SST’s Dr Tony Ribbink, Amarein Fourie and Stephanie Martin attended the conference and absorbed these and other inspirational messages from the symposium, to enhance SST’s strategies to achieving Zero Plastics to the Seas of Africa.
The symposium, held in sunny Mauritius, from the 1st to the 6th of July 2019 was attended by delegates from around the world with a specific interest in scientific research and ocean conservation in the Western Indian Ocean. Presentations and posters were offered by scientists researching a variety of topics from ocean acidification, fisheries and the economic value of ecosystem services to microplastic pollution.
Dr Tony Ribbink chaired two parallel sessions focused on developing a stakeholder strategy to achieve Zero Plastics to the Seas of the Western Indian Ocean, and to showcase cutting edge research on microplastics being conducted throughout the Western Indian Ocean region. These sessions saw presentations from Prof Linda Godfrey (CSIR), Peter Manyara (IUCN), Prof Henk Bouwman (North-West University, South Africa), and our very own Amarein Fourie. Amarein explained that microplastics are in the air we breathe, the water we drink and the food we eat. She highlighted that the microplastic research conducted by SST is the first of its kind in the Eastern Cape, South Africa, and it indicates a strong need for further research in the contamination of regularly consumed seafood species by microplastics. This research is vital to influence policy and change the way consumers behave when managing their household waste.

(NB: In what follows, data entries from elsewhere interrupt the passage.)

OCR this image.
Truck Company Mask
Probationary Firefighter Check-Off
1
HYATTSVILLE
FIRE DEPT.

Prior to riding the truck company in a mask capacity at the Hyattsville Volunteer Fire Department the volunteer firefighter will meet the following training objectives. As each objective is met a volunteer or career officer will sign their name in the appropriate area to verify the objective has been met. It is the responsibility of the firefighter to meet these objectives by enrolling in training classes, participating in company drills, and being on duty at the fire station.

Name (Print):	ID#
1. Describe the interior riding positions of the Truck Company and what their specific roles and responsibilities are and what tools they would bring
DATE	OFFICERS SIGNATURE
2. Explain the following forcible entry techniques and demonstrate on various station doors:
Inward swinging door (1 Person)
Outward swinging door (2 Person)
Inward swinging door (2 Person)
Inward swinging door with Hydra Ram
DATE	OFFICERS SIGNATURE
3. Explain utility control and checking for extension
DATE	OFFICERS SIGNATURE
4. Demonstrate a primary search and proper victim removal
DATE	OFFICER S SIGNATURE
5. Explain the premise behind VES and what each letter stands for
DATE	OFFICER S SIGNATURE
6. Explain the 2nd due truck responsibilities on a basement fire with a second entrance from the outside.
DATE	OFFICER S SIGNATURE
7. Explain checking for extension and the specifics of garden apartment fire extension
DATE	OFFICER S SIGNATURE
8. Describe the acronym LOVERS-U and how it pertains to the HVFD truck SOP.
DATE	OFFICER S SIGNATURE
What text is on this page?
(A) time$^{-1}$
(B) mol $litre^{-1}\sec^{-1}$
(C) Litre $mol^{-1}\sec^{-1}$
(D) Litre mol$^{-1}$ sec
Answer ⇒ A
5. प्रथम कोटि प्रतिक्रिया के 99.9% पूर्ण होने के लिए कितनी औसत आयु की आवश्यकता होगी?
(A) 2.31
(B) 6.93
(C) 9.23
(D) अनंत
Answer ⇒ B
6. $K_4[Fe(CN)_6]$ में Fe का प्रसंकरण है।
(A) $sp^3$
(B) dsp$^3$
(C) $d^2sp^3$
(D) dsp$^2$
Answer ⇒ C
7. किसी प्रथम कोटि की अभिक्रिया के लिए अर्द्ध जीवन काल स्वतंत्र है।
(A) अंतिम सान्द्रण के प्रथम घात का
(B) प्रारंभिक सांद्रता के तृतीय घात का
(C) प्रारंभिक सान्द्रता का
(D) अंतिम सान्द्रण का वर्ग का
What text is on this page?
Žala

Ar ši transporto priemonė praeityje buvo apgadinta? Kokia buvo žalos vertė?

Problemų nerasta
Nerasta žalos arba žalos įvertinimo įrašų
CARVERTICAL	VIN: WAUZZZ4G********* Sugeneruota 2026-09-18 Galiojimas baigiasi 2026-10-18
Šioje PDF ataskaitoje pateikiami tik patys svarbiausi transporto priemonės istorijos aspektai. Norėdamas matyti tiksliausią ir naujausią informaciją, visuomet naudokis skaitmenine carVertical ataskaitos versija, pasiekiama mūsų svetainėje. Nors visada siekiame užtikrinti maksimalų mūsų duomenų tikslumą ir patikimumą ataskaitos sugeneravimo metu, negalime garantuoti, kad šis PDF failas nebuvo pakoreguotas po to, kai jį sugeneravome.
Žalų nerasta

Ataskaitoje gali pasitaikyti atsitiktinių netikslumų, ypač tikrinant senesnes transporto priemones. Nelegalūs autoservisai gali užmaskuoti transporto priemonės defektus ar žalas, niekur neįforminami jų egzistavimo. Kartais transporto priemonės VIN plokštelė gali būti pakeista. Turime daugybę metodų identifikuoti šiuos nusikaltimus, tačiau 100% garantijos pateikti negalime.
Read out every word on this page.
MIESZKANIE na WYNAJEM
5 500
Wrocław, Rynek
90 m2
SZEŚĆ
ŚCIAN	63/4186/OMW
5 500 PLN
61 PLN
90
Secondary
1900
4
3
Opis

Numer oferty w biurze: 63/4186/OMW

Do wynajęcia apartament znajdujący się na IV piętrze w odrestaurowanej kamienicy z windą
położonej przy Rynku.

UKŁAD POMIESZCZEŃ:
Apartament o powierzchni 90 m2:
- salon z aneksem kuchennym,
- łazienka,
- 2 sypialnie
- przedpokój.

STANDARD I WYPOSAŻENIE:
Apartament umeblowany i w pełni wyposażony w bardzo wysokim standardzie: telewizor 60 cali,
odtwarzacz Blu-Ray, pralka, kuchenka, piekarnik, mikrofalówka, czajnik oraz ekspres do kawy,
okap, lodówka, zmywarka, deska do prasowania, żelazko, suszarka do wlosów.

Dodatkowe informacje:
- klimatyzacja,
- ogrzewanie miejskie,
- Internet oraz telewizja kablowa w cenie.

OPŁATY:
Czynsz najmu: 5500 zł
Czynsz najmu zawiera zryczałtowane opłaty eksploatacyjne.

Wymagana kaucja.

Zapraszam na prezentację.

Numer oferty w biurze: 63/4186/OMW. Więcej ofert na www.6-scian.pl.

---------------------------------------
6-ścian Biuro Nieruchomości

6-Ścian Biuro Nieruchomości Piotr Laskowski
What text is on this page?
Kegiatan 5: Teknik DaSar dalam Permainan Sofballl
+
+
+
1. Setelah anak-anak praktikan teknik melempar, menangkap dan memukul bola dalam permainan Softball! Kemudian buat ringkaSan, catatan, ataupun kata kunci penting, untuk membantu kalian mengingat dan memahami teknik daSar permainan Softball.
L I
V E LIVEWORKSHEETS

During the symposium, the SST team also met with the group of Mauritian scientists, led by Dr Sushma Mattan-Moorgawa who will be undertaking the WIOMSA Marine Litter Monitoring Project (coordinated by SST) in Mauritius, the first of its kind on the island. Miss Linisha Seeruttun, part of the monitoring team, presented her pioneering research on the distribution of macro, meso and microplastics in Mauritian mangrove habitats. Shockingly, plastic pollution was found in all of the mangrove habitats within her study.
Stephanie Martin presented her poster on the African Waste Academy (AWA) alongside other capacity building programmes being developed to enhance ocean conservation within the Western Indian Ocean. There was much interest from delegates to join the AWA network, and attend and present in its future webinars.
Attending the symposium offered a wonderful opportunity to learn, network and experience the splendour of Mauritius. The SST team who attended would like to give sincere thanks to all the amazing delegates of the symposium, and especially to WIOMSA for providing partial funding to Amarein Fourie to attend and present her work. We would also like to congratulate Dr Julius Francis and his team from WIOMSA for organising a spectacular symposium. We all certainly left with a smile and feeling inspired!